Mit Leopolds Besuch im Schopenhauer hatte die Gestalt des Moritz Bäcker wieder von Frau Hellers Gedanken Besitz ergriffen. Natürlich war es eine idealisierte Gestalt, der charmante Draufgänger aus früheren Tagen. Der Verführer mit der Schmalzlocke, der einer Frau einreden konnte, dass nur sie für ihn existierte, auch wenn das nicht stimmte. Kurzum, der Mann, in den sie einmal verliebt gewesen war.

»Wann gehen Sie denn wieder einmal unseren David im Schopenhauer besuchen?«, fragte sie deshalb scheinheilig in Leopolds Richtung. Soeben senkte sich der Abend über das Café Heller, und das weckte in ihr romantische Gefühle.

»Jetzt sicher eine ganze Weile nicht«, gab ihr Leopold zur Antwort, während er eine Melange von der Theke abholte. »Ich hab meinen Anstandsbesuch gemacht und weiß, dass es ihm dort gut geht. Das ist die Hauptsache. Das Schopenhauer interessiert mich nicht, weil dort ganz andere Sitten und Gebräuche herrschen als bei uns. Das verwirrt mich nur.«

»Sie könnten sich dort einiges abschauen, was die Freundlichkeit den Gästen gegenüber betrifft«, erinnerte ihn Frau Heller. »Es schadet Ihnen also überhaupt nicht, wenn Sie wieder einmal hingehen. Das wäre ganz in meinem Sinn!«

Leopold fragte sich, was das nun wieder sollte. »Glauben Sie wirklich, dass das vonnöten ist? Es läuft doch gut bei uns. Und ich halte es eben mit der Tradition«, befand er.
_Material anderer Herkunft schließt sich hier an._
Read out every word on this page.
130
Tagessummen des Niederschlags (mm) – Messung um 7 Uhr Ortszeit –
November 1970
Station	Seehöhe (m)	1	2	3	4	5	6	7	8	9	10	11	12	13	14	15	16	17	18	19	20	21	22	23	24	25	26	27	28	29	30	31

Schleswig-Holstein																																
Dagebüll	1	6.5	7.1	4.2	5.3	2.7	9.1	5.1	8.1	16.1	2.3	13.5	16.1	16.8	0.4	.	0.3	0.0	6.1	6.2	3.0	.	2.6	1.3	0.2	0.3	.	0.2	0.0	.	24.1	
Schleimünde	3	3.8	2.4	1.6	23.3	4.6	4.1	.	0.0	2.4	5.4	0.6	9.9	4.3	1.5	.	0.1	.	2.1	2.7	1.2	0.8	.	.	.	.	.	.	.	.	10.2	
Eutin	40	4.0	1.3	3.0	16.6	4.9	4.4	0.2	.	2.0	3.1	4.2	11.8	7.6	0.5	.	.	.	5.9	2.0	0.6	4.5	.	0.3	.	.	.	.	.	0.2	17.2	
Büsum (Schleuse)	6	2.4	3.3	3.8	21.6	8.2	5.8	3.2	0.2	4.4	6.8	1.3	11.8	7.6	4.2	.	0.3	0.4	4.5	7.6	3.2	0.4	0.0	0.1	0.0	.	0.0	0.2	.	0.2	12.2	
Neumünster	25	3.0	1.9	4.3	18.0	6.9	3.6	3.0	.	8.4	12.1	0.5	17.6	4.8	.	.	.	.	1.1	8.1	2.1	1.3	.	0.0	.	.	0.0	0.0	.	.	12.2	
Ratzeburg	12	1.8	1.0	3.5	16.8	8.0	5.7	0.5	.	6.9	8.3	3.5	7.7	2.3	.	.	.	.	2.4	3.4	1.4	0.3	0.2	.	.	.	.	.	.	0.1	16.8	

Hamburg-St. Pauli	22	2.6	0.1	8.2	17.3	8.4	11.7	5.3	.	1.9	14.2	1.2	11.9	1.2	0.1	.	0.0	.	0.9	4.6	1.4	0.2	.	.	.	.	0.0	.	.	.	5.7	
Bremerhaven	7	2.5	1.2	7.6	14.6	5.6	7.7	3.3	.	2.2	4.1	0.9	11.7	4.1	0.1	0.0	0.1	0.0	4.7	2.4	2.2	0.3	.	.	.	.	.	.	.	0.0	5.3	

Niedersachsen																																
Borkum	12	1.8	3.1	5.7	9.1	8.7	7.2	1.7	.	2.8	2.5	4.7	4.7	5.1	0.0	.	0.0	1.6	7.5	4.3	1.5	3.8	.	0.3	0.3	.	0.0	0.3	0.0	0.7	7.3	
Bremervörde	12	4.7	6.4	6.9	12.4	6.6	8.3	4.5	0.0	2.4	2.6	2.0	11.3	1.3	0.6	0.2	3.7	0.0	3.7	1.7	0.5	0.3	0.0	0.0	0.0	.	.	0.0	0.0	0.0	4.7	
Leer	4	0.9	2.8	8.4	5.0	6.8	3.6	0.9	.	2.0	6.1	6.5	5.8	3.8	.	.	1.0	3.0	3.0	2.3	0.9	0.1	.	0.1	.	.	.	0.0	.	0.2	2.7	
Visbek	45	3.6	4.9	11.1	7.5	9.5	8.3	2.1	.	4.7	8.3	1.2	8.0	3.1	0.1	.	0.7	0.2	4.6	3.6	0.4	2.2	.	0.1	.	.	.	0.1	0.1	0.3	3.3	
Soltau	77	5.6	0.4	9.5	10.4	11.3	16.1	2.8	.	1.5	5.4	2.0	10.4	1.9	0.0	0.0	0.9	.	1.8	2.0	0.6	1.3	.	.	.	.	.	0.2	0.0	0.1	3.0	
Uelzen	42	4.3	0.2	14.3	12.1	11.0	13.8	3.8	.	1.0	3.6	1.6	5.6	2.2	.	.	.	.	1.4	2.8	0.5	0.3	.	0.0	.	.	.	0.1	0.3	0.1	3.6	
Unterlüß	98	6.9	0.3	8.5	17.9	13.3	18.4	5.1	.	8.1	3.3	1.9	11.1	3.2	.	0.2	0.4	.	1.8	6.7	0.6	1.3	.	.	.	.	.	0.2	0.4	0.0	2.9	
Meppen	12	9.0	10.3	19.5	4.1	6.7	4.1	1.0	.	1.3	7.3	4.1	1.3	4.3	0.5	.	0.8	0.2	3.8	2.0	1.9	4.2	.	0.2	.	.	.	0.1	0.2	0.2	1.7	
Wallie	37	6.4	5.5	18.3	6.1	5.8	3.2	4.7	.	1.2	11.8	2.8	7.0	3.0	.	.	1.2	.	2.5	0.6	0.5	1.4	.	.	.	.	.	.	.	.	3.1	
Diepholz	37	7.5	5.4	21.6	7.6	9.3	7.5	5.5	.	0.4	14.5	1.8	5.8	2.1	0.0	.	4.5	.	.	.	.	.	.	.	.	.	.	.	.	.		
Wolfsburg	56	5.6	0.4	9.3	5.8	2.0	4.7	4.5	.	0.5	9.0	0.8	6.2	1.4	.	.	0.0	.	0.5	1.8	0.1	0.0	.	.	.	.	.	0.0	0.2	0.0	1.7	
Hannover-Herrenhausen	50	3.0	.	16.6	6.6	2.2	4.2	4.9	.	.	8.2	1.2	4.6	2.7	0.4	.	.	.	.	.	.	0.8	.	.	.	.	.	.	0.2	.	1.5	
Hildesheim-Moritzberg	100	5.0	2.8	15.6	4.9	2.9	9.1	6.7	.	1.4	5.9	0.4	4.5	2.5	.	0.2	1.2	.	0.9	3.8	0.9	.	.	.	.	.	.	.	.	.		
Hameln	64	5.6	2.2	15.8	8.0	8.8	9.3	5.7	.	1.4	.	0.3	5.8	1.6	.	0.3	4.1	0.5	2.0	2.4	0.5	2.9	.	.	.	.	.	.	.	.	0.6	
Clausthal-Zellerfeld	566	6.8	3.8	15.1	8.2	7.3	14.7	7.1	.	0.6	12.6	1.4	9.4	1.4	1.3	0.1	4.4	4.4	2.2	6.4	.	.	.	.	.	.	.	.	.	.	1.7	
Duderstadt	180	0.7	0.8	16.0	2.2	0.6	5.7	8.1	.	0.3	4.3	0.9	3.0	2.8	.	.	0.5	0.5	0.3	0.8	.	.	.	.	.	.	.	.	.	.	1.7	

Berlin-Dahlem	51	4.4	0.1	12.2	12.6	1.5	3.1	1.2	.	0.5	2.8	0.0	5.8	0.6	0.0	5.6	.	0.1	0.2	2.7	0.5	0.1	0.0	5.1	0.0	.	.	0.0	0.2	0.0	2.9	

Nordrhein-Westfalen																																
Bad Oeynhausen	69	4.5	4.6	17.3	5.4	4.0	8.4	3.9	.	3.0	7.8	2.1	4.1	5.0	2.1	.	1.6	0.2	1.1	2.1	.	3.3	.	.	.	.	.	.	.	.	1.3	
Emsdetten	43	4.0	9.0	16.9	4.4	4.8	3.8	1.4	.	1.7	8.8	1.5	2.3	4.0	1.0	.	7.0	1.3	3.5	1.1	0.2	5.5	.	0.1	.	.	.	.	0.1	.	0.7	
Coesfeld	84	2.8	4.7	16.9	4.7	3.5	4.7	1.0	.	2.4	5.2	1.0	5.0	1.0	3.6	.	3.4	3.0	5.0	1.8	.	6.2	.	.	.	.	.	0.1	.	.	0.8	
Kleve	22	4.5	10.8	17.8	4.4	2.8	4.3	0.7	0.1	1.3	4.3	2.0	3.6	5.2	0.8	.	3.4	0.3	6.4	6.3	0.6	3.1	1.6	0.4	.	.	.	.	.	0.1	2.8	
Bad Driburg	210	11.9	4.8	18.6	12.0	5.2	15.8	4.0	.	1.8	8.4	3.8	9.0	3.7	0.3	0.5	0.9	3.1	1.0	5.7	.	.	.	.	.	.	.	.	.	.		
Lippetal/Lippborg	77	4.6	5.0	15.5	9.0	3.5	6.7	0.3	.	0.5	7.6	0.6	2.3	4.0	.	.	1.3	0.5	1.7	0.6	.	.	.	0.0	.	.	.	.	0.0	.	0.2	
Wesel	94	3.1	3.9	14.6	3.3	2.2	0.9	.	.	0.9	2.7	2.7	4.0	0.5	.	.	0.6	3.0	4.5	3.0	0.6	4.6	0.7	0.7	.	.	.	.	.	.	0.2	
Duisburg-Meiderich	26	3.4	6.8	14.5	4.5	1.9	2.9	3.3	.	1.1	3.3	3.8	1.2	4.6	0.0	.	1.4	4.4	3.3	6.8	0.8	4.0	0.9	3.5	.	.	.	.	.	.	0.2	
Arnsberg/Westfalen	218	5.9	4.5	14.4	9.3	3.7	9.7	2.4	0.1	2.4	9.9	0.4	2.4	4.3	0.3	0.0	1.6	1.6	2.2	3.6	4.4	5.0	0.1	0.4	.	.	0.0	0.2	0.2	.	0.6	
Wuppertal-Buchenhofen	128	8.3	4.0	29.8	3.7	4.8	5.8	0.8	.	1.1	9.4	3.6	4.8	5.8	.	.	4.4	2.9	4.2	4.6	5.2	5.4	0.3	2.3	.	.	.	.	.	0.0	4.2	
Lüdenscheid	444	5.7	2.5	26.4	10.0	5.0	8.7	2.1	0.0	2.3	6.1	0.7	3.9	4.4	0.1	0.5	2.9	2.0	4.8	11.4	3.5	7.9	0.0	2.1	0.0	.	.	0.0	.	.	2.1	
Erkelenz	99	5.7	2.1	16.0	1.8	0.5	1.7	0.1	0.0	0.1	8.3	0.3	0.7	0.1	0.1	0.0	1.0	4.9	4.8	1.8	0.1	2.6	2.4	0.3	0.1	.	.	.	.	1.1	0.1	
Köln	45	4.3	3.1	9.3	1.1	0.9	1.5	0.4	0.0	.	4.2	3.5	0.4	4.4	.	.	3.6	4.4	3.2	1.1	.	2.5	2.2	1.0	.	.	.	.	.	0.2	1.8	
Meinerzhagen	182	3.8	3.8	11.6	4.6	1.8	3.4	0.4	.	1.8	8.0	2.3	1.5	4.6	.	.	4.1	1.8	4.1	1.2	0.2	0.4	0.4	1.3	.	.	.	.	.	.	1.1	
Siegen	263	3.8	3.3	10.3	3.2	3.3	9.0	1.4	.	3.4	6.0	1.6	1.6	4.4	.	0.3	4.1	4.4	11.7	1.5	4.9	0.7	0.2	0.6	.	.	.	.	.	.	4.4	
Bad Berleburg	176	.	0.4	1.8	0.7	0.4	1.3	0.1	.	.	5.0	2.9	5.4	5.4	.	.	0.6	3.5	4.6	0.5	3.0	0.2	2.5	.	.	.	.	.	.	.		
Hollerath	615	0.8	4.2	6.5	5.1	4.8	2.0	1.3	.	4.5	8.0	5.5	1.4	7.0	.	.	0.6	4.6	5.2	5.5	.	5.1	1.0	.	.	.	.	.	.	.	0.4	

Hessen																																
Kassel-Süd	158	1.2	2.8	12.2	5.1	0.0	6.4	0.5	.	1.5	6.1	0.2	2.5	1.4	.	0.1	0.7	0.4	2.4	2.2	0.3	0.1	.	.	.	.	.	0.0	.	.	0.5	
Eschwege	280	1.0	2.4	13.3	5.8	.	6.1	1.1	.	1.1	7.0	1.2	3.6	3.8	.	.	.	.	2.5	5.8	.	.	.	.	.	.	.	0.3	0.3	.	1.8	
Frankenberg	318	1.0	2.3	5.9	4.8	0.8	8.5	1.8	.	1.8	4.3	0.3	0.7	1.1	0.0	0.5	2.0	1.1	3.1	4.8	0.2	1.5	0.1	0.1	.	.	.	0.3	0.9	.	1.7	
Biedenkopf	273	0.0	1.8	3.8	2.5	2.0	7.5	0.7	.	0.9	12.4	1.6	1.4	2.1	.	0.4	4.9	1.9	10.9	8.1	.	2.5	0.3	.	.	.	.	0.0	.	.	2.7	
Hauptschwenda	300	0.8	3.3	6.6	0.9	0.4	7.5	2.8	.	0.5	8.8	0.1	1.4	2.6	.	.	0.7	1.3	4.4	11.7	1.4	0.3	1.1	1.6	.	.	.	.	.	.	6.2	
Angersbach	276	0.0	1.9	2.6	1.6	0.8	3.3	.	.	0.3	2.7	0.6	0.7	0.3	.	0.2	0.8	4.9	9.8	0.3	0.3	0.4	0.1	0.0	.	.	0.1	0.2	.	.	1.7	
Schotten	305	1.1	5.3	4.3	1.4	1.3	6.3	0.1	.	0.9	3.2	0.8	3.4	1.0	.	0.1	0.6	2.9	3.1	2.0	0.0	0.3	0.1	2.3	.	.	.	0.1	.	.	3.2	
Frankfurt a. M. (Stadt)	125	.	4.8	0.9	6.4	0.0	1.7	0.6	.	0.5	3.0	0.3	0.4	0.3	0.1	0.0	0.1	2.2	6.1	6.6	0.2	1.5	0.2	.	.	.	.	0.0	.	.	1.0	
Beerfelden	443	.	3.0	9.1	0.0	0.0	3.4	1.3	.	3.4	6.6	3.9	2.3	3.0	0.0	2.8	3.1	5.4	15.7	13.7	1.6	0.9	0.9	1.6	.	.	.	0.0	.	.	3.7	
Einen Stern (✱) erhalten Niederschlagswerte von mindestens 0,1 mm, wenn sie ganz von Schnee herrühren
»Dann gehen Sie am besten zum Herrn Moritz! Der kann Ihnen eine Menge über die Geschichte des wertschätzenden Umgangs in seinem Haus erzählen«, forderte Frau Heller ihn auf.

Jetzt ging Leopold ein Licht auf. »Ah, daher weht der Wind! Es geht Ihnen gar nicht um die Freundlichkeit, es geht Ihnen um den Seniorchef! Sie wünschen offenbar, dass ich etwas über sein wertes Befinden in Erfahrung bringe und ihn schön von Ihnen grüßen lasse«, ließ er seine Chefin wissen.

»Seien Sie still«, ordnete Frau Heller an, wobei sich ihr Gesicht verräterisch rötete. »Wärmen Sie bitte nicht diese alten Geschichten auf, in die ich Sie leider einmal eingeweiht habe.«

»Aber ein bisserl nachfragen soll ich schon«, ließ sich Leopold nicht beeindrucken.

»Wenn Sie hingehen, warum nicht«, deutete Frau Heller vorsichtig an. »Aber ich habe Sie nicht darum gebeten, ist das klar?«

»Vollkommen klar, Frau Sidonie«, versicherte Leopold. »Ich weiß, was Sie meinen. Außerdem bin ich die Verschwiegenheit selbst. Ich mach ja gern wieder einen Sprung ins Schopenhauer, wenn ich mir die dortigen Unarten nicht auf meine alten Tage noch angewöhnen muss. Jetzt, wo unser David dort arbeitet …«

Bei diesen Worten nahm Leopold eine bekannte Gestalt neben sich wahr, nämlich die seines Freundes, des Oberinspektors Juricek, dessen breitkrempiger Sombrero einen Schatten auf die Theke warf. »Servus, Richard! Was machst du denn hier?«, fragte er verwundert.

»Ich bin gekommen, um dir mitzuteilen, dass du David Panozzo derzeit leider nicht im Schopenhauer besuchen kannst«, verkündete Juricek, der beim Hereinkommen den letzten Teil des Gespräches zwischen Leopold und Frau Heller mitgehört hatte.

»Und warum nicht?«, staunte Leopold.

Juricek informierte ihn und Frau Heller daraufhin über den Mord an Katja Winkler und den dringenden Tatverdacht gegen David. Derweil schlürfte er genüsslich an einem von Leopold liebevoll zubereiteten großen Braunen.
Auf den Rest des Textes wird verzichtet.